Does anyone have experience of creating GIS data from aerial imagery? This is the thing that I have the most experience with, after mapping out a decent sized city using Yahoo! Maps as a backdrop. What do you use in editing? What do you use for export? How does it all tie together?

Topology vs. Simple Features

Posted in OpenStreetMap on April 21st, 2007 at 19:41:20

Lars Aronsson on the OSM list said:

The result from this is Steve’s current data model and the fact that the rest of us accept this as a viable solution. Those who don’t, because they know more of GIS, like Christopher Schmidt, are repelled by everything they find under the hood of OSM.

Part of my response:

I’m actually not repelled by everything. It’s simply a different choice than I would make. Specifically:

  • OSM uses topology as its base storage. Topology is good for making graphs, which is important when you need to do routing. For this reason, (it seems to me) that OSM was built towards the goal of creating driving directions. Great goal for a project to have. However,
  • Most geo-software uses Simple Features — not topology — for handling data. The result is very different — Simple Features are designed for making maps. If you’d like evidence, look at how the mapnik maps are built: the topology is turned into simple features, and stored in PostGIS. My MapServer demos just under a year ago worked the same way.
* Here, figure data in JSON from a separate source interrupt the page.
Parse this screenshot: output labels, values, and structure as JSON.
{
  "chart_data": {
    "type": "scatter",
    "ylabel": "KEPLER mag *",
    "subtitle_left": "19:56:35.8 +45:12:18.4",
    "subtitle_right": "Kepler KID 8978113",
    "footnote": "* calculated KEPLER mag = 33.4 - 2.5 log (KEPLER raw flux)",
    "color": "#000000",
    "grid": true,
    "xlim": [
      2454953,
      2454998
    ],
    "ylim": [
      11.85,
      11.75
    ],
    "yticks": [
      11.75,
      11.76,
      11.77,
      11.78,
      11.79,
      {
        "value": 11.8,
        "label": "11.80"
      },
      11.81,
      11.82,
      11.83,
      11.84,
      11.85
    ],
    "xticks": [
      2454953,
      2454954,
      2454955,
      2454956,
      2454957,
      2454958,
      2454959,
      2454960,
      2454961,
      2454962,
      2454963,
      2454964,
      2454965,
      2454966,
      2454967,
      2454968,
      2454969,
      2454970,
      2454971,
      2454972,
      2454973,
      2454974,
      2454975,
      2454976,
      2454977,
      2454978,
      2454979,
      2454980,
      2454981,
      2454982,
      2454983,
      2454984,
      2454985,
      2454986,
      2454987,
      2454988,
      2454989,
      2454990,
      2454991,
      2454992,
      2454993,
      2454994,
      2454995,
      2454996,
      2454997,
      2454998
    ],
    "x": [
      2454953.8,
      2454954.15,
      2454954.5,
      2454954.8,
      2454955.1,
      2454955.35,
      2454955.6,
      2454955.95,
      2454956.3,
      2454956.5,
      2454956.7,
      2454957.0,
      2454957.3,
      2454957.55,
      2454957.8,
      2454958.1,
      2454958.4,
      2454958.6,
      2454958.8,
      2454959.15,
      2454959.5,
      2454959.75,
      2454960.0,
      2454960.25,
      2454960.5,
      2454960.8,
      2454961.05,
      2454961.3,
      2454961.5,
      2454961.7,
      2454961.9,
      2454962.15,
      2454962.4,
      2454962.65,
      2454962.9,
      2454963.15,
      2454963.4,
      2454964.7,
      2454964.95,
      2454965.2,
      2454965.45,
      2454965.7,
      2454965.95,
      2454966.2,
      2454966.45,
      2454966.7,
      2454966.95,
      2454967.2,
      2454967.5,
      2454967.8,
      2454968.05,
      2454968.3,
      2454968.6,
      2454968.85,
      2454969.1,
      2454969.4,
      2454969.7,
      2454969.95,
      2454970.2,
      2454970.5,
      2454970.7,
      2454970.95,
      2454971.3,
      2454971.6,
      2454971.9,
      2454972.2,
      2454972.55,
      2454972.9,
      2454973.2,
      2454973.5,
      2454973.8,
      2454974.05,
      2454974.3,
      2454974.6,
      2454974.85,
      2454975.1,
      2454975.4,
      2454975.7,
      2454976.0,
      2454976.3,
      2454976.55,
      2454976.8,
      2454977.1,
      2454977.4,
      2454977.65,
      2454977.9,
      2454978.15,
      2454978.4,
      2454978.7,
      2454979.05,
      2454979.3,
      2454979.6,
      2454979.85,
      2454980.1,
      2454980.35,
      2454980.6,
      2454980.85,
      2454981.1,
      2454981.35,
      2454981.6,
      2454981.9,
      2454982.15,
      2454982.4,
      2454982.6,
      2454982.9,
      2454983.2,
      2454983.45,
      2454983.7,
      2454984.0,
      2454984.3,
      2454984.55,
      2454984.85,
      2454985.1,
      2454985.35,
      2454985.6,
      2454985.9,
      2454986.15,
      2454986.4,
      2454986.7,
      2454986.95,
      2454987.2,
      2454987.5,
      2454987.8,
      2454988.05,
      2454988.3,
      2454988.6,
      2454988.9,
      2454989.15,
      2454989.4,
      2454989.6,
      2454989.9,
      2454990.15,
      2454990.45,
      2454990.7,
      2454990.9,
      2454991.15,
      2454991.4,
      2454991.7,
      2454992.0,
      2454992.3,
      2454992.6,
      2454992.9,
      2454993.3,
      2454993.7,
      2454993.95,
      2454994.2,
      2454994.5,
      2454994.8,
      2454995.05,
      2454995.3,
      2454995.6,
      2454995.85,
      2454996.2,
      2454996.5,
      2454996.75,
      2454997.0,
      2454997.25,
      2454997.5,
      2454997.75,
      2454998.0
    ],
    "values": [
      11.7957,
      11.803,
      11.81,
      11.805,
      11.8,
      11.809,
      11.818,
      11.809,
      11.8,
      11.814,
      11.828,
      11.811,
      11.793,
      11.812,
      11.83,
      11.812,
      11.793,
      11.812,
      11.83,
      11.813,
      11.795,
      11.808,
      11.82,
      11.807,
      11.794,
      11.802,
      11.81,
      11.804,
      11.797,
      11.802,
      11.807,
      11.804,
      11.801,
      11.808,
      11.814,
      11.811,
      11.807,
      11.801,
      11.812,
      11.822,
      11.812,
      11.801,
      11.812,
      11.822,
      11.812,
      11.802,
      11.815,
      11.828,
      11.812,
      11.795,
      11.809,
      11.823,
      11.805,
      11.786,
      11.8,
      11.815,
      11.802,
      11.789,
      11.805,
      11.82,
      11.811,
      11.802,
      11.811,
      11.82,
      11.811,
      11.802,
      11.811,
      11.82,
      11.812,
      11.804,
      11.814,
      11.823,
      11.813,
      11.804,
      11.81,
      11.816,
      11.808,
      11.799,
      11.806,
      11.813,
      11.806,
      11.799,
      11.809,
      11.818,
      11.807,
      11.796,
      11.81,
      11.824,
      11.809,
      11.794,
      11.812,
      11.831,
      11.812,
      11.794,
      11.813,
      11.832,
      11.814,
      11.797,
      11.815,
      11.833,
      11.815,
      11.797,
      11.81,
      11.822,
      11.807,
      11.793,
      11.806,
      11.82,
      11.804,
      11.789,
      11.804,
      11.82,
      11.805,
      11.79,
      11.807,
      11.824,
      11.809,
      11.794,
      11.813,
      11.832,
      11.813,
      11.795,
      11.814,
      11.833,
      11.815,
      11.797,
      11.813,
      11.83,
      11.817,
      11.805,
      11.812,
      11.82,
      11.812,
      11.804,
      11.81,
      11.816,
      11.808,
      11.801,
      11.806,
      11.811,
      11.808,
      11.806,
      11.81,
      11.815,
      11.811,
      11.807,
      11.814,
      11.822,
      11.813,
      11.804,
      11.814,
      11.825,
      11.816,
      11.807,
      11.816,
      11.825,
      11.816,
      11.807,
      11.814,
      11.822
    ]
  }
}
The difference to me is simple:

If I want to drawn an OSM feature on a map, I have to fetch a large number of pieces of data fromm the API individually, and combine them to create a geographic feature.


Way ID 4213747:

  • 1 way.
  • 21 segments.
  • 22 nodes.

So, to visualize this one way, I have to make 44 fetches to the API.
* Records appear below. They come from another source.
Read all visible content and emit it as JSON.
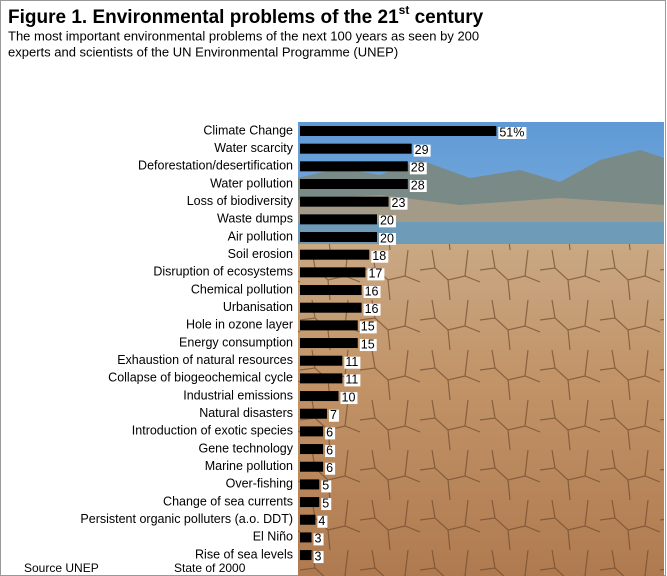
{
  "chart_data": {
    "type": "bar",
    "title": "Figure 1.  Environmental problems of the 21",
    "title_superscript": "st",
    "title_end": " century",
    "subtitle": [
      "The most important environmental problems of the next 100 years as seen by 200",
      "experts and scientists of the UN Environmental Programme (UNEP)"
    ],
    "categories": [
      "Climate Change",
      "Water scarcity",
      "Deforestation/desertification",
      "Water pollution",
      "Loss of biodiversity",
      "Waste dumps",
      "Air pollution",
      "Soil erosion",
      "Disruption of ecosystems",
      "Chemical pollution",
      "Urbanisation",
      "Hole in ozone layer",
      "Energy consumption",
      "Exhaustion of natural resources",
      "Collapse of biogeochemical cycle",
      "Industrial emissions",
      "Natural disasters",
      "Introduction of exotic species",
      "Gene technology",
      "Marine pollution",
      "Over-fishing",
      "Change of sea currents",
      "Persistent organic polluters (a.o. DDT)",
      "El Niño",
      "Rise of sea levels"
    ],
    "values": [
      51,
      29,
      28,
      28,
      23,
      20,
      20,
      18,
      17,
      16,
      16,
      15,
      15,
      11,
      11,
      10,
      7,
      6,
      6,
      6,
      5,
      5,
      4,
      3,
      3
    ],
    "value_labels": [
      "51%",
      "29",
      "28",
      "28",
      "23",
      "20",
      "20",
      "18",
      "17",
      "16",
      "16",
      "15",
      "15",
      "11",
      "11",
      "10",
      "7",
      "6",
      "6",
      "6",
      "5",
      "5",
      "4",
      "3",
      "3"
    ],
    "color": "#000000",
    "source": "Source UNEP",
    "source_note": "State of 2000"
  }
}
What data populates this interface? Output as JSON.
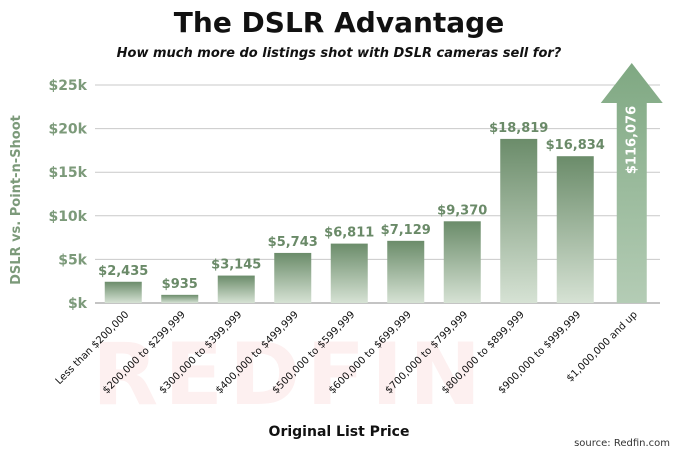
{
  "chart_data": {
    "type": "bar",
    "title": "The DSLR Advantage",
    "subtitle": "How much more do listings shot with DSLR cameras sell for?",
    "xlabel": "Original List Price",
    "ylabel": "DSLR vs. Point-n-Shoot",
    "ylim": [
      0,
      25000
    ],
    "yticks": [
      {
        "value": 0,
        "label": "$k"
      },
      {
        "value": 5000,
        "label": "$5k"
      },
      {
        "value": 10000,
        "label": "$10k"
      },
      {
        "value": 15000,
        "label": "$15k"
      },
      {
        "value": 20000,
        "label": "$20k"
      },
      {
        "value": 25000,
        "label": "$25k"
      }
    ],
    "grid": true,
    "categories": [
      "Less than $200,000",
      "$200,000 to $299,999",
      "$300,000 to $399,999",
      "$400,000 to $499,999",
      "$500,000 to $599,999",
      "$600,000 to $699,999",
      "$700,000 to $799,999",
      "$800,000 to $899,999",
      "$900,000 to $999,999",
      "$1,000,000 and up"
    ],
    "values": [
      2435,
      935,
      3145,
      5743,
      6811,
      7129,
      9370,
      18819,
      16834,
      116076
    ],
    "data_labels": [
      "$2,435",
      "$935",
      "$3,145",
      "$5,743",
      "$6,811",
      "$7,129",
      "$9,370",
      "$18,819",
      "$16,834",
      "$116,076"
    ],
    "annotation": "Last bar drawn as an upward arrow extending past the axis maximum",
    "colors": {
      "bar_top": "#6b8c6a",
      "bar_bottom": "#d6e2d4",
      "arrow": "#7fa882",
      "axis_text": "#7c9a7a",
      "label": "#6a8a68"
    }
  },
  "watermark": "REDFIN",
  "source": "source: Redfin.com"
}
Now, if I switch to a simple features model:

JSON Simple Feature output of same geometry

I’m given a geometry (“Line”), list of coordinates, and list of properties. (This is JSON output: you can also see it as html by adding ‘.html’ to the end, or as atom by adding ‘.atom’ to the end.)

“Line” can also be “Polygon”, or “Point”. (Or “MULTIPOLYGON”, etc., though FeatureServer doesn’t support those.)
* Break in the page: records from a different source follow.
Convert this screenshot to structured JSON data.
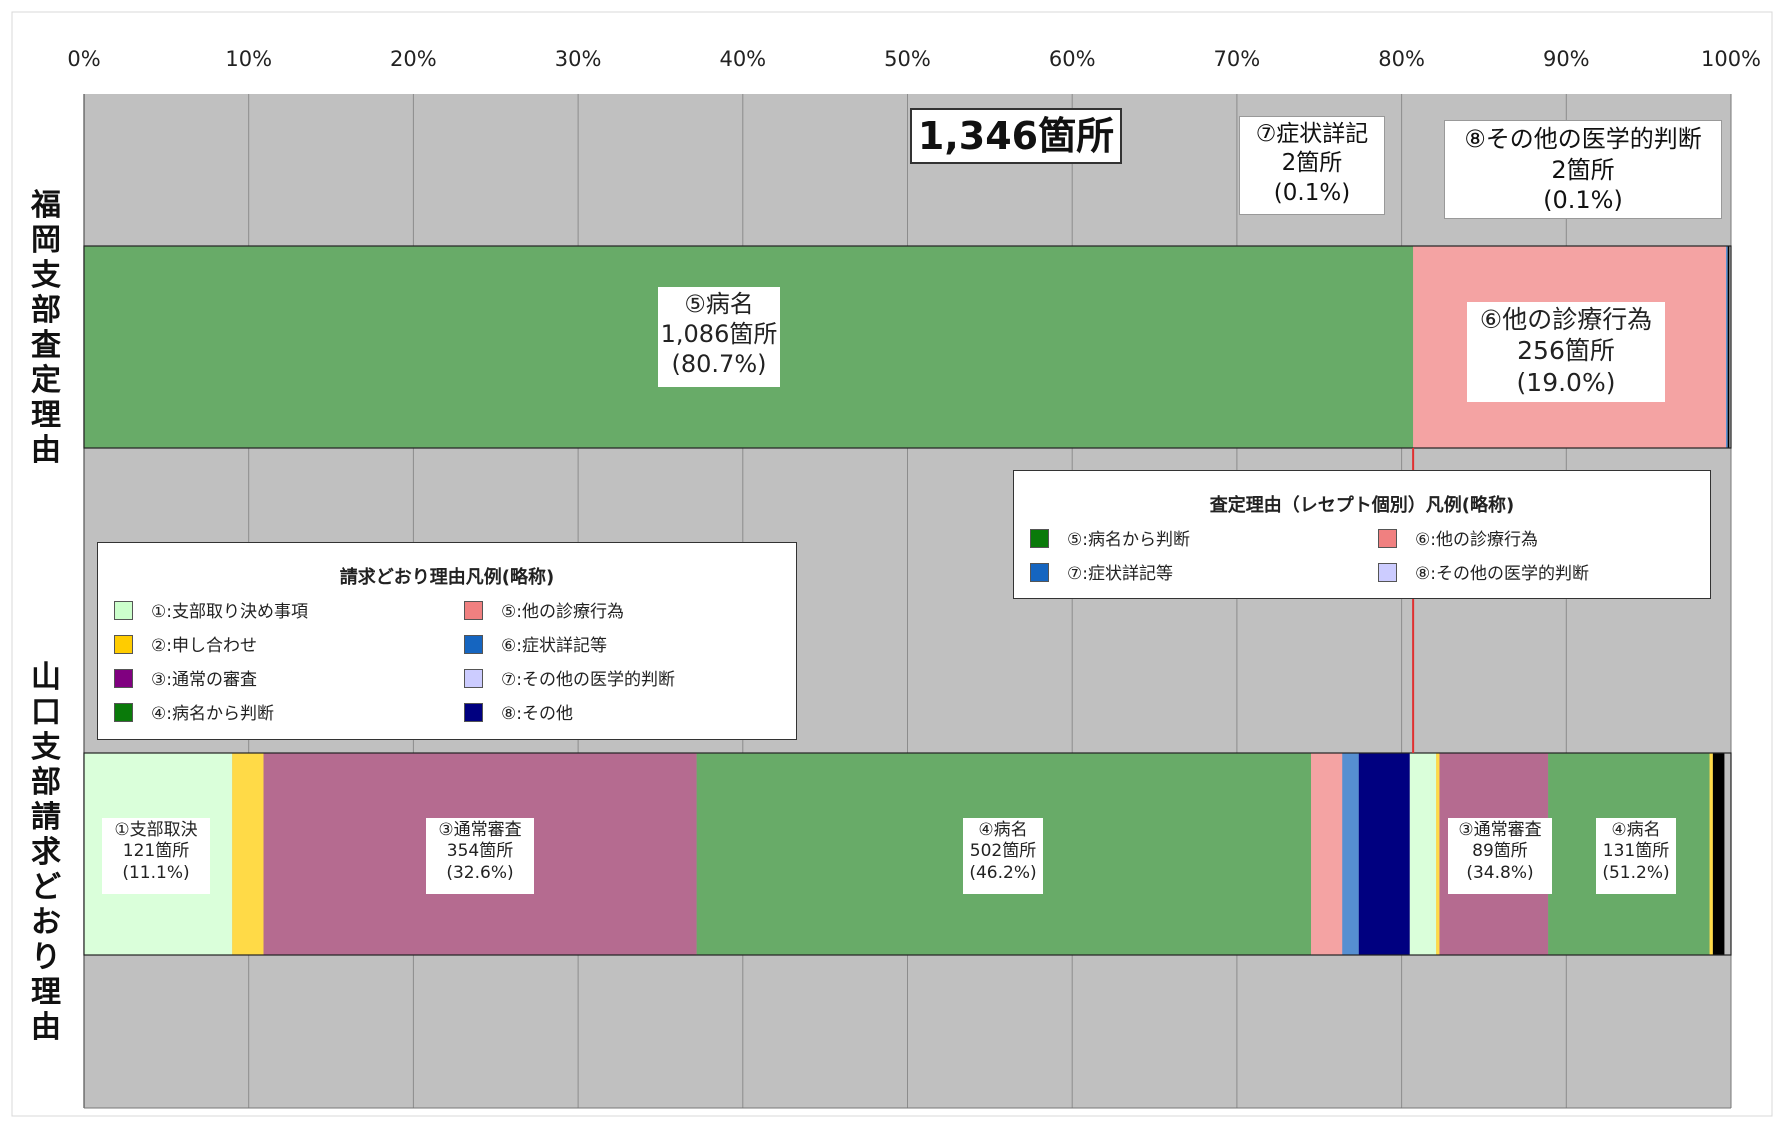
{
  "chart_data": {
    "type": "bar",
    "orientation": "horizontal-stacked-100",
    "x_ticks": [
      "0%",
      "10%",
      "20%",
      "30%",
      "40%",
      "50%",
      "60%",
      "70%",
      "80%",
      "90%",
      "100%"
    ],
    "xlim": [
      0,
      100
    ],
    "grid": true,
    "categories": [
      "福岡支部査定理由",
      "山口支部請求どおり理由"
    ],
    "total_label": "1,346箇所",
    "fukuoka": {
      "segments": [
        {
          "key": "disease",
          "name": "⑤病名",
          "count": "1,086箇所",
          "pct": "(80.7%)",
          "value": 80.7,
          "color": "#2e8b2e"
        },
        {
          "key": "other_tx",
          "name": "⑥他の診療行為",
          "count": "256箇所",
          "pct": "(19.0%)",
          "value": 19.0,
          "color": "#f08080"
        },
        {
          "key": "symptom",
          "name": "⑦症状詳記",
          "count": "2箇所",
          "pct": "(0.1%)",
          "value": 0.1,
          "color": "#1565c0"
        },
        {
          "key": "medical",
          "name": "⑧その他の医学的判断",
          "count": "2箇所",
          "pct": "(0.1%)",
          "value": 0.1,
          "color": "#000000"
        }
      ]
    },
    "yamaguchi": {
      "segments": [
        {
          "key": "y1",
          "name": "①支部取決",
          "count": "121箇所",
          "pct": "(11.1%)",
          "value": 9.0,
          "color": "#ccffcc"
        },
        {
          "key": "y2",
          "name": "",
          "count": "",
          "pct": "",
          "value": 1.9,
          "color": "#ffcc00"
        },
        {
          "key": "y3",
          "name": "③通常審査",
          "count": "354箇所",
          "pct": "(32.6%)",
          "value": 26.3,
          "color": "#993366"
        },
        {
          "key": "y4",
          "name": "④病名",
          "count": "502箇所",
          "pct": "(46.2%)",
          "value": 37.3,
          "color": "#2e8b2e"
        },
        {
          "key": "y5",
          "name": "",
          "count": "",
          "pct": "",
          "value": 1.9,
          "color": "#f08080"
        },
        {
          "key": "y6",
          "name": "",
          "count": "",
          "pct": "",
          "value": 1.0,
          "color": "#1565c0"
        },
        {
          "key": "y7",
          "name": "",
          "count": "",
          "pct": "",
          "value": 3.1,
          "color": "#000080"
        },
        {
          "key": "y8",
          "name": "",
          "count": "",
          "pct": "",
          "value": 1.6,
          "color": "#ccffcc"
        },
        {
          "key": "y9",
          "name": "",
          "count": "",
          "pct": "",
          "value": 0.2,
          "color": "#ffcc00"
        },
        {
          "key": "y10",
          "name": "③通常審査",
          "count": "89箇所",
          "pct": "(34.8%)",
          "value": 6.6,
          "color": "#993366"
        },
        {
          "key": "y11",
          "name": "④病名",
          "count": "131箇所",
          "pct": "(51.2%)",
          "value": 9.8,
          "color": "#2e8b2e"
        },
        {
          "key": "y12",
          "name": "",
          "count": "",
          "pct": "",
          "value": 0.2,
          "color": "#ffcc00"
        },
        {
          "key": "y13",
          "name": "",
          "count": "",
          "pct": "",
          "value": 0.7,
          "color": "#000000"
        }
      ]
    },
    "ref_line_value": 80.7,
    "ref_line_color": "#e03030"
  },
  "legend_seitei": {
    "title": "査定理由（レセプト個別）凡例(略称)",
    "items": [
      {
        "label": "⑤:病名から判断",
        "color": "#0a7a0a"
      },
      {
        "label": "⑥:他の診療行為",
        "color": "#f08080"
      },
      {
        "label": "⑦:症状詳記等",
        "color": "#1565c0"
      },
      {
        "label": "⑧:その他の医学的判断",
        "color": "#ccccff"
      }
    ]
  },
  "legend_seikyu": {
    "title": "請求どおり理由凡例(略称)",
    "items": [
      {
        "label": "①:支部取り決め事項",
        "color": "#ccffcc"
      },
      {
        "label": "②:申し合わせ",
        "color": "#ffcc00"
      },
      {
        "label": "③:通常の審査",
        "color": "#800080"
      },
      {
        "label": "④:病名から判断",
        "color": "#0a7a0a"
      },
      {
        "label": "⑤:他の診療行為",
        "color": "#f08080"
      },
      {
        "label": "⑥:症状詳記等",
        "color": "#1565c0"
      },
      {
        "label": "⑦:その他の医学的判断",
        "color": "#ccccff"
      },
      {
        "label": "⑧:その他",
        "color": "#000080"
      }
    ]
  },
  "colors": {
    "plot_bg": "#c0c0c0",
    "grid": "#8c8c8c"
  }
}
This is one fetch. I can now draw the feature. I can also query for other features which have the same name, and get the information for those, too:

Attribute query on name
This shows me that there is also a feature, ID 4213746, which has the same name. I can draw all these features on a map with the output of one query.

In OSM, that would be 88. 88 queries to the API, just so I can display two features — not to mention the fact that at the moment, there’s no way to query attributes quickly.
If there was a strong reason for storing topology — that is, if OSM was really not about maps, and was instead about making driving directions — this could make sense. In fact, it may make sense: I may have a serious lack of understanding about how the project data is being used. However, I think that the most common usage of OSM is *making maps* —
in fact, Steve even backs me up on this, in his post:

OpenStreetMap is driven by this principle that we just want a fscking map.

Topology makes a graph, not a map. This is the reason why I’m in favor of a simple features-based data model: Features-based models are what you use for making maps. Topology is what you use for doing analysis.

The upshot of this? The tools to make topology out of simple features *already exists*: GRASS will do it. PostGIS + pgdijkstra will do it. Any application out there which needs topology knows how to get it, because mapping data is almost always distributed as something that isn’t topological. These are all technical problems: mapping back and forth is possible. The best way to do it is hard to determine, but the OSM project has no shortage of hard-working participants, and I’m sure that over time we will see easier to use UIs and editors for editing and creating data.